A person's life can change completely in at least 6-12 months.
Let's scale that up. Fast forward 10 years ago. You won't find this difficult because the years that have passed have already made you a completely different person. It shouldn't be too hard to notice.
Now do the same for 5 years. Even if you don't find it difficult, at first you will think that this is the year 2020 and what happened around you or what you did in that year. Again, it will not take you long to make a decision.
But is it possible to say that so quickly for 1 year ago?
First you will use the same method: You will go back to the spring of 2024, try to remember what happened in your life during that period, and you will come to points where you will be in a dilemma before making a decision.
“Did this happen last year or the year before? I'm not sure. I think I'm confused."
True, you are not the same person, there is no doubt about that. But remembering is a process that develops by connecting different events. So you will read some of the notes you took, analyse some of the pictures you saved, or maybe get help from your family/friends.
I don't know how many of you still do this, but the calendars we traditionally hang on the wall, put on the desk, but only look at occasionally, give us the feeling that they don't have much value over time. It should be the other way round; the days and memories that pass should have validity. Even if they do not have the same vitality as on the first day, when we think about them they should remind us of where we have come from and what we have done.

Photo by Liam Truong on Unsplash
There is an attempt to do this that I started in 2014. Today I am going to continue it for another year.
In the beginning, while chatting with a friend, we came up with the idea of writing letters to each other. After writing them, we put them in a box and hid them (we buried them at the bottom of a tree) and dreamt of reading them a year later.
At the same time, I made a note so that I would not forget to get the box out after a year, and I did not forget to add some of my feelings. Time after time, things did not go the way we thought they would and our friendship ended. And who knows what happened to the box.
All I had left was my note and a me surrounded by different thoughts for the next year. I wanted to put a positive spin on the situation, so I decided to make it a tradition and in March I wrote a letter, this time not to someone else, but to myself. I have never stopped since then and will continue to do so today.
Not surprisingly, there were many differences between the new me and the me of each year, let alone the me of 2014. Furthermore, although I thought of myself as a stationary, slow and quiet individual, this was how I could evolve. I realised that life somehow pulled us to different points. No matter who we were, this was definitely the case.
The magic of the process was enough to hold me. To see that my life, which I saw as simple and quiet, had actually changed more than I had expected, made me realise. In recent years, whenever I have such thoughts, I remember the content of the letters I wrote. What I left a year later never stayed the same, but always took a different form.

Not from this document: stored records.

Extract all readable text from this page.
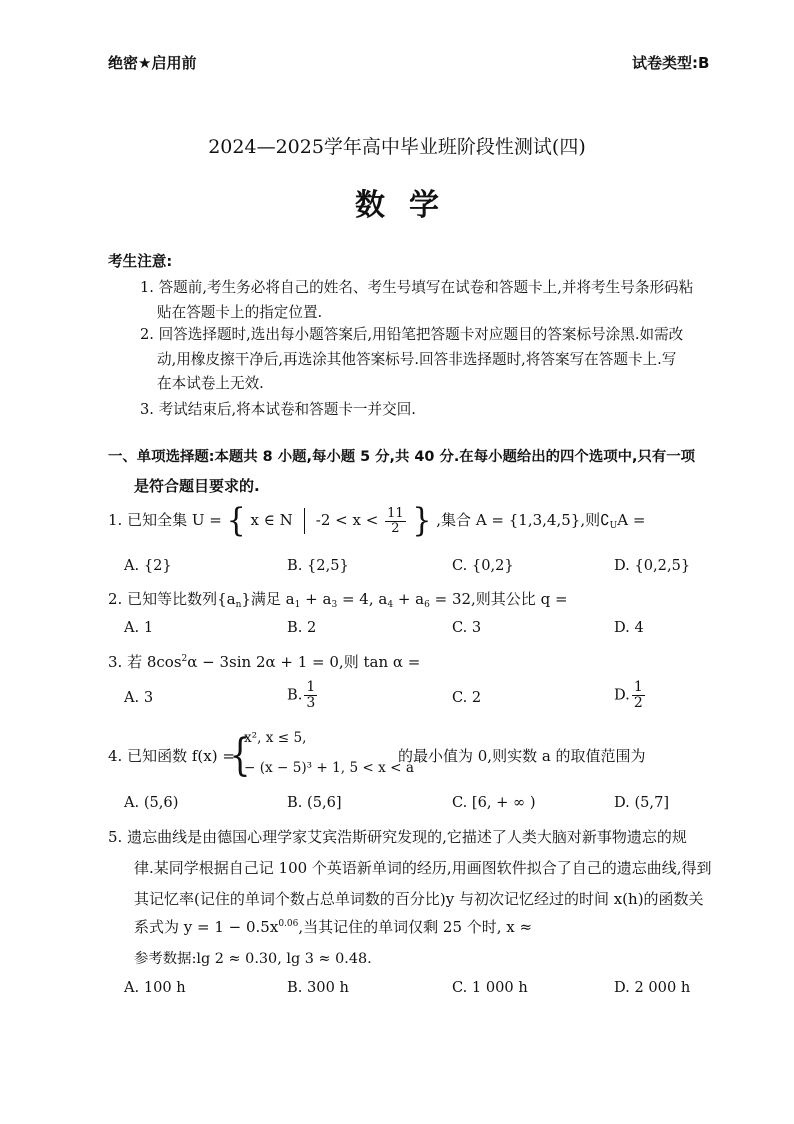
绝密★启用前	试卷类型:B
2024—2025学年高中毕业班阶段性测试(四)
数学
考生注意:
1. 答题前,考生务必将自己的姓名、考生号填写在试卷和答题卡上,并将考生号条形码粘
贴在答题卡上的指定位置.
2. 回答选择题时,选出每小题答案后,用铅笔把答题卡对应题目的答案标号涂黑.如需改
动,用橡皮擦干净后,再选涂其他答案标号.回答非选择题时,将答案写在答题卡上.写
在本试卷上无效.
3. 考试结束后,将本试卷和答题卡一并交回.
一、单项选择题:本题共 8 小题,每小题 5 分,共 40 分.在每小题给出的四个选项中,只有一项
是符合题目要求的.
1. 已知全集 U = { x ∈ N $-2 < x < \frac{11}{2}$ } ,集合 A = {1,3,4,5},则$∁_UA$ =
A. {2}	B. {2,5}	C. {0,2}	D. {0,2,5}
2. 已知等比数列$\{a_n\}$满足 $a_1 + a_3 = 4$, $a_4 + a_6 = 32$,则其公比 q =
A. 1	B. 2	C. 3	D. 4
3. 若 $8\cos^2\alpha - 3\sin$ 2α + 1 = 0,则 tan α =
A. 3	B. $\frac{1}{3}$	C. 2	D. $\frac{1}{2}$
4. 已知函数 f(x) =
{
x², x ≤ 5,
− (x − 5)³ + 1, 5 < x < a
的最小值为 0,则实数 a 的取值范围为
A. (5,6)	B. (5,6]	C. [6, + ∞ )	D. (5,7]
5. 遗忘曲线是由德国心理学家艾宾浩斯研究发现的,它描述了人类大脑对新事物遗忘的规
律.某同学根据自己记 100 个英语新单词的经历,用画图软件拟合了自己的遗忘曲线,得到
其记忆率(记住的单词个数占总单词数的百分比)y 与初次记忆经过的时间 x(h)的函数关
系式为 $y = 1 - 0.5x^{0.06}$,当其记住的单词仅剩 25 个时, x ≈
参考数据:lg 2 ≈ 0.30, lg 3 ≈ 0.48.
A. 100 h	B. 300 h	C. 1 000 h	D. 2 000 h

You could see that in a negative way. Sometimes I would say: “I can't even keep my dreams for a year, what a mess!” But if I hadn't done them, I wouldn't have found the possibilities to strive for my new desires. So all these things I have written make me grateful again for the value of the moment and all the positive/negative experiences.
So there you have it. I don't know if the me of 2014 could have predicted that I would carry on, but he would have been proud. Even though I continue in different directions and forms from the original plan, I am careful not to break my chain.

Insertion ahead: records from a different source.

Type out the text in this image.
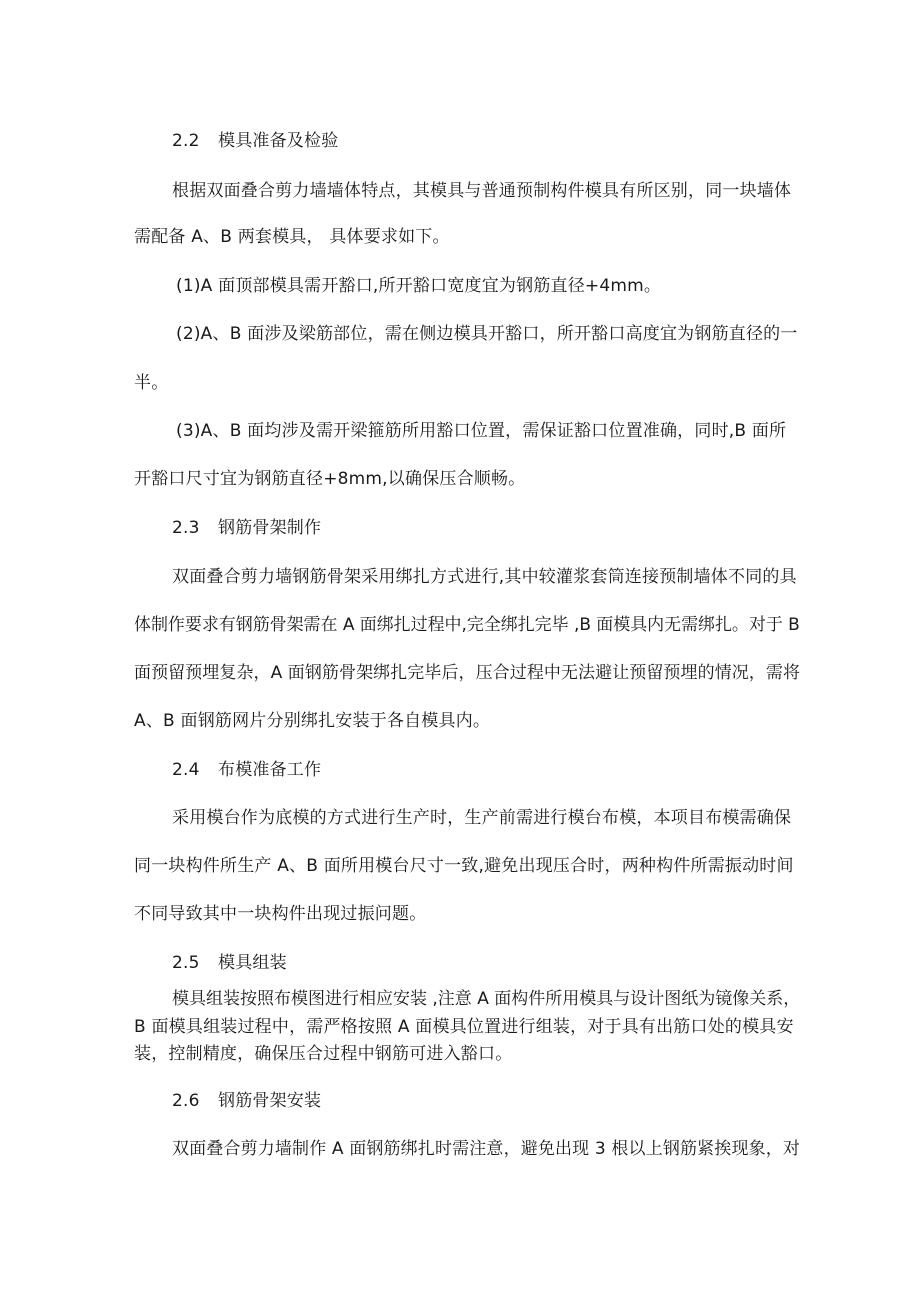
2.2 模具准备及检验
根据双面叠合剪力墙墙体特点，其模具与普通预制构件模具有所区别，同一块墙体
需配备 A、B 两套模具， 具体要求如下。
(1)A 面顶部模具需开豁口,所开豁口宽度宜为钢筋直径+4mm。
(2)A、B 面涉及梁筋部位，需在侧边模具开豁口，所开豁口高度宜为钢筋直径的一
半。
(3)A、B 面均涉及需开梁箍筋所用豁口位置，需保证豁口位置准确，同时,B 面所
开豁口尺寸宜为钢筋直径+8mm,以确保压合顺畅。
2.3 钢筋骨架制作
双面叠合剪力墙钢筋骨架采用绑扎方式进行,其中较灌浆套筒连接预制墙体不同的具
体制作要求有钢筋骨架需在 A 面绑扎过程中,完全绑扎完毕 ,B 面模具内无需绑扎。对于 B
面预留预埋复杂，A 面钢筋骨架绑扎完毕后，压合过程中无法避让预留预埋的情况，需将
A、B 面钢筋网片分别绑扎安装于各自模具内。
2.4 布模准备工作
采用模台作为底模的方式进行生产时，生产前需进行模台布模，本项目布模需确保
同一块构件所生产 A、B 面所用模台尺寸一致,避免出现压合时，两种构件所需振动时间
不同导致其中一块构件出现过振问题。
2.5 模具组装
模具组装按照布模图进行相应安装 ,注意 A 面构件所用模具与设计图纸为镜像关系，
B 面模具组装过程中，需严格按照 A 面模具位置进行组装，对于具有出筋口处的模具安
装，控制精度，确保压合过程中钢筋可进入豁口。
2.6 钢筋骨架安装
双面叠合剪力墙制作 A 面钢筋绑扎时需注意，避免出现 3 根以上钢筋紧挨现象，对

I have done some research to form my subsequent letters into a pattern. I use the app FutureMe, which I first sent by email and which I now know has become an application. You write your letter and send it for a future date. When that date arrives, you get a notification and you can continue if you like, it's as simple as that. I invite you to gather your thoughts and feelings today or on a day when you feel good and then write a letter and seal it for a future date.
We always say, "How quickly the years go by". But 1 year is even longer than we think, a long time. We only realise it when it is over.